In Brief

In Brief

Saturday, February 3, 2007; Page B09

MIDEAST VIOLENCE


Religious Leaders Meet With Rice


Christian, Jewish and Muslim leaders met with Secretary of State Condoleezza Rice on Monday to press for a greater U.S. role in ending Mideast violence.

Meeting with Rice were Cardinal Theodore E. McCarrick, retired archbishop of Washington; Presiding Bishop Mark S. Hanson of the Evangelical Lutheran Church in America; Episcopal Presiding Bishop Katharine Jefferts Schori; Sayyid M. Syeed, national director of the Islamic Society of North America; Rabbi Paul Menitoff, a leader in Reform Judaism; and Rabbi Amy Small, a leader of the Reconstructionist branch of Judaism.

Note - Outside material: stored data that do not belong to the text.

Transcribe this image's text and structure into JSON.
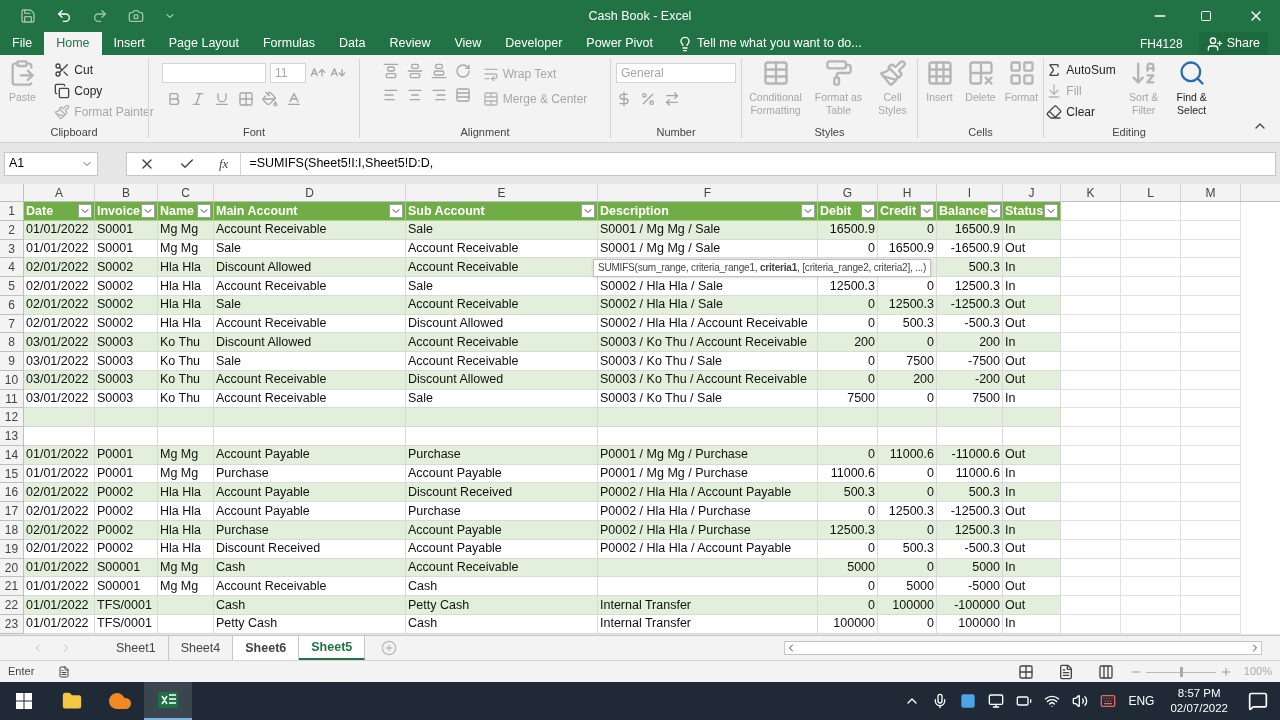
{
  "window": {
    "title": "Cash Book - Excel",
    "user": "FH4128",
    "share": "Share"
  },
  "ribbon_tabs": [
    {
      "label": "File",
      "selected": false
    },
    {
      "label": "Home",
      "selected": true
    },
    {
      "label": "Insert",
      "selected": false
    },
    {
      "label": "Page Layout",
      "selected": false
    },
    {
      "label": "Formulas",
      "selected": false
    },
    {
      "label": "Data",
      "selected": false
    },
    {
      "label": "Review",
      "selected": false
    },
    {
      "label": "View",
      "selected": false
    },
    {
      "label": "Developer",
      "selected": false
    },
    {
      "label": "Power Pivot",
      "selected": false
    }
  ],
  "tell_me": {
    "placeholder": "Tell me what you want to do..."
  },
  "ribbon": {
    "clipboard": {
      "label": "Clipboard",
      "paste": {
        "label": "Paste",
        "disabled": true
      },
      "items": [
        {
          "label": "Cut",
          "disabled": false
        },
        {
          "label": "Copy",
          "disabled": false
        },
        {
          "label": "Format Painter",
          "disabled": true
        }
      ]
    },
    "font": {
      "label": "Font",
      "size": "11"
    },
    "alignment": {
      "label": "Alignment",
      "items": [
        {
          "label": "Wrap Text",
          "disabled": true
        },
        {
          "label": "Merge & Center",
          "disabled": true
        }
      ]
    },
    "number": {
      "label": "Number",
      "format": "General"
    },
    "styles": {
      "label": "Styles",
      "items": [
        {
          "label": "Conditional Formatting",
          "disabled": true
        },
        {
          "label": "Format as Table",
          "disabled": true
        },
        {
          "label": "Cell Styles",
          "disabled": true
        }
      ]
    },
    "cells": {
      "label": "Cells",
      "items": [
        {
          "label": "Insert",
          "disabled": true
        },
        {
          "label": "Delete",
          "disabled": true
        },
        {
          "label": "Format",
          "disabled": true
        }
      ]
    },
    "editing": {
      "label": "Editing",
      "small": [
        {
          "label": "AutoSum",
          "disabled": false
        },
        {
          "label": "Fill",
          "disabled": true
        },
        {
          "label": "Clear",
          "disabled": false
        }
      ],
      "large": [
        {
          "label": "Sort & Filter",
          "disabled": true
        },
        {
          "label": "Find & Select",
          "disabled": false
        }
      ]
    }
  },
  "formula_bar": {
    "name_box": "A1",
    "fx": "fx",
    "formula": "=SUMIFS(Sheet5!I:I,Sheet5!D:D,"
  },
  "columns": [
    "A",
    "B",
    "C",
    "D",
    "E",
    "F",
    "G",
    "H",
    "I",
    "J",
    "K",
    "L",
    "M"
  ],
  "header_row": {
    "n": "1",
    "cells": [
      "Date",
      "Invoice",
      "Name",
      "Main Account",
      "Sub Account",
      "Description",
      "Debit",
      "Credit",
      "Balance",
      "Status"
    ]
  },
  "rows": [
    {
      "n": "2",
      "cells": [
        "01/01/2022",
        "S0001",
        "Mg Mg",
        "Account Receivable",
        "Sale",
        "S0001 / Mg Mg / Sale",
        "16500.9",
        "0",
        "16500.9",
        "In"
      ]
    },
    {
      "n": "3",
      "cells": [
        "01/01/2022",
        "S0001",
        "Mg Mg",
        "Sale",
        "Account Receivable",
        "S0001 / Mg Mg / Sale",
        "0",
        "16500.9",
        "-16500.9",
        "Out"
      ]
    },
    {
      "n": "4",
      "cells": [
        "02/01/2022",
        "S0002",
        "Hla Hla",
        "Discount Allowed",
        "Account Receivable",
        null,
        null,
        null,
        "500.3",
        "In"
      ]
    },
    {
      "n": "5",
      "cells": [
        "02/01/2022",
        "S0002",
        "Hla Hla",
        "Account Receivable",
        "Sale",
        "S0002 / Hla Hla / Sale",
        "12500.3",
        "0",
        "12500.3",
        "In"
      ]
    },
    {
      "n": "6",
      "cells": [
        "02/01/2022",
        "S0002",
        "Hla Hla",
        "Sale",
        "Account Receivable",
        "S0002 / Hla Hla / Sale",
        "0",
        "12500.3",
        "-12500.3",
        "Out"
      ]
    },
    {
      "n": "7",
      "cells": [
        "02/01/2022",
        "S0002",
        "Hla Hla",
        "Account Receivable",
        "Discount Allowed",
        "S0002 / Hla Hla / Account Receivable",
        "0",
        "500.3",
        "-500.3",
        "Out"
      ]
    },
    {
      "n": "8",
      "cells": [
        "03/01/2022",
        "S0003",
        "Ko Thu",
        "Discount Allowed",
        "Account Receivable",
        "S0003 / Ko Thu / Account Receivable",
        "200",
        "0",
        "200",
        "In"
      ]
    },
    {
      "n": "9",
      "cells": [
        "03/01/2022",
        "S0003",
        "Ko Thu",
        "Sale",
        "Account Receivable",
        "S0003 / Ko Thu / Sale",
        "0",
        "7500",
        "-7500",
        "Out"
      ]
    },
    {
      "n": "10",
      "cells": [
        "03/01/2022",
        "S0003",
        "Ko Thu",
        "Account Receivable",
        "Discount Allowed",
        "S0003 / Ko Thu / Account Receivable",
        "0",
        "200",
        "-200",
        "Out"
      ]
    },
    {
      "n": "11",
      "cells": [
        "03/01/2022",
        "S0003",
        "Ko Thu",
        "Account Receivable",
        "Sale",
        "S0003 / Ko Thu / Sale",
        "7500",
        "0",
        "7500",
        "In"
      ]
    },
    {
      "n": "12",
      "cells": [
        null,
        null,
        null,
        null,
        null,
        null,
        null,
        null,
        null,
        null
      ]
    },
    {
      "n": "13",
      "cells": [
        null,
        null,
        null,
        null,
        null,
        null,
        null,
        null,
        null,
        null
      ]
    },
    {
      "n": "14",
      "cells": [
        "01/01/2022",
        "P0001",
        "Mg Mg",
        "Account Payable",
        "Purchase",
        "P0001 / Mg Mg / Purchase",
        "0",
        "11000.6",
        "-11000.6",
        "Out"
      ]
    },
    {
      "n": "15",
      "cells": [
        "01/01/2022",
        "P0001",
        "Mg Mg",
        "Purchase",
        "Account Payable",
        "P0001 / Mg Mg / Purchase",
        "11000.6",
        "0",
        "11000.6",
        "In"
      ]
    },
    {
      "n": "16",
      "cells": [
        "02/01/2022",
        "P0002",
        "Hla Hla",
        "Account Payable",
        "Discount Received",
        "P0002 / Hla Hla / Account Payable",
        "500.3",
        "0",
        "500.3",
        "In"
      ]
    },
    {
      "n": "17",
      "cells": [
        "02/01/2022",
        "P0002",
        "Hla Hla",
        "Account Payable",
        "Purchase",
        "P0002 / Hla Hla / Purchase",
        "0",
        "12500.3",
        "-12500.3",
        "Out"
      ]
    },
    {
      "n": "18",
      "cells": [
        "02/01/2022",
        "P0002",
        "Hla Hla",
        "Purchase",
        "Account Payable",
        "P0002 / Hla Hla / Purchase",
        "12500.3",
        "0",
        "12500.3",
        "In"
      ]
    },
    {
      "n": "19",
      "cells": [
        "02/01/2022",
        "P0002",
        "Hla Hla",
        "Discount Received",
        "Account Payable",
        "P0002 / Hla Hla / Account Payable",
        "0",
        "500.3",
        "-500.3",
        "Out"
      ]
    },
    {
      "n": "20",
      "cells": [
        "01/01/2022",
        "S00001",
        "Mg Mg",
        "Cash",
        "Account Receivable",
        null,
        "5000",
        "0",
        "5000",
        "In"
      ]
    },
    {
      "n": "21",
      "cells": [
        "01/01/2022",
        "S00001",
        "Mg Mg",
        "Account Receivable",
        "Cash",
        null,
        "0",
        "5000",
        "-5000",
        "Out"
      ]
    },
    {
      "n": "22",
      "cells": [
        "01/01/2022",
        "TFS/0001",
        null,
        "Cash",
        "Petty Cash",
        "Internal Transfer",
        "0",
        "100000",
        "-100000",
        "Out"
      ]
    },
    {
      "n": "23",
      "cells": [
        "01/01/2022",
        "TFS/0001",
        null,
        "Petty Cash",
        "Cash",
        "Internal Transfer",
        "100000",
        "0",
        "100000",
        "In"
      ]
    }
  ],
  "tooltip": "SUMIFS(sum_range, criteria_range1, **criteria1**, [criteria_range2, criteria2], ...)",
  "sheet_tabs": [
    {
      "label": "Sheet1",
      "selected": false,
      "grouped": false
    },
    {
      "label": "Sheet4",
      "selected": false,
      "grouped": false
    },
    {
      "label": "Sheet6",
      "selected": false,
      "grouped": true
    },
    {
      "label": "Sheet5",
      "selected": true,
      "grouped": true
    }
  ],
  "status_bar": {
    "mode": "Enter",
    "zoom": {
      "label": "100%",
      "level": 0.5
    }
  },
  "taskbar": {
    "language": "ENG",
    "time": "8:57 PM",
    "date": "02/07/2022"
  }
}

The leaders are part of the National Interreligious Leadership Initiative for Peace in the Middle East, which represents more than 35 religious groups and supports a two-state solution for the Israeli-Palestinian conflict.

-- Associated Press

RURAL FIRES


Arsonist's Parents Visit Burned Church


The parents of a former Birmingham-Southern College student who pleaded guilty in a series of rural church arsons visited with the congregation of one burned church Sunday, asking for forgiveness and expressing remorse.

"My son wants you to know how sorry he is," Mike Cloyd told members of Galilee Baptist Church in Panola, Ala.

Mike and Kim Cloyd of Pelham, Ala., are the parents of Matthew Cloyd, one of three former college students who pleaded guilty to federal charges in the church arsons.

Matthew Cloyd, 21, Benjamin Moseley, 20, and Russell DeBusk, 20, await sentencing in federal court and also face state charges in the arson case.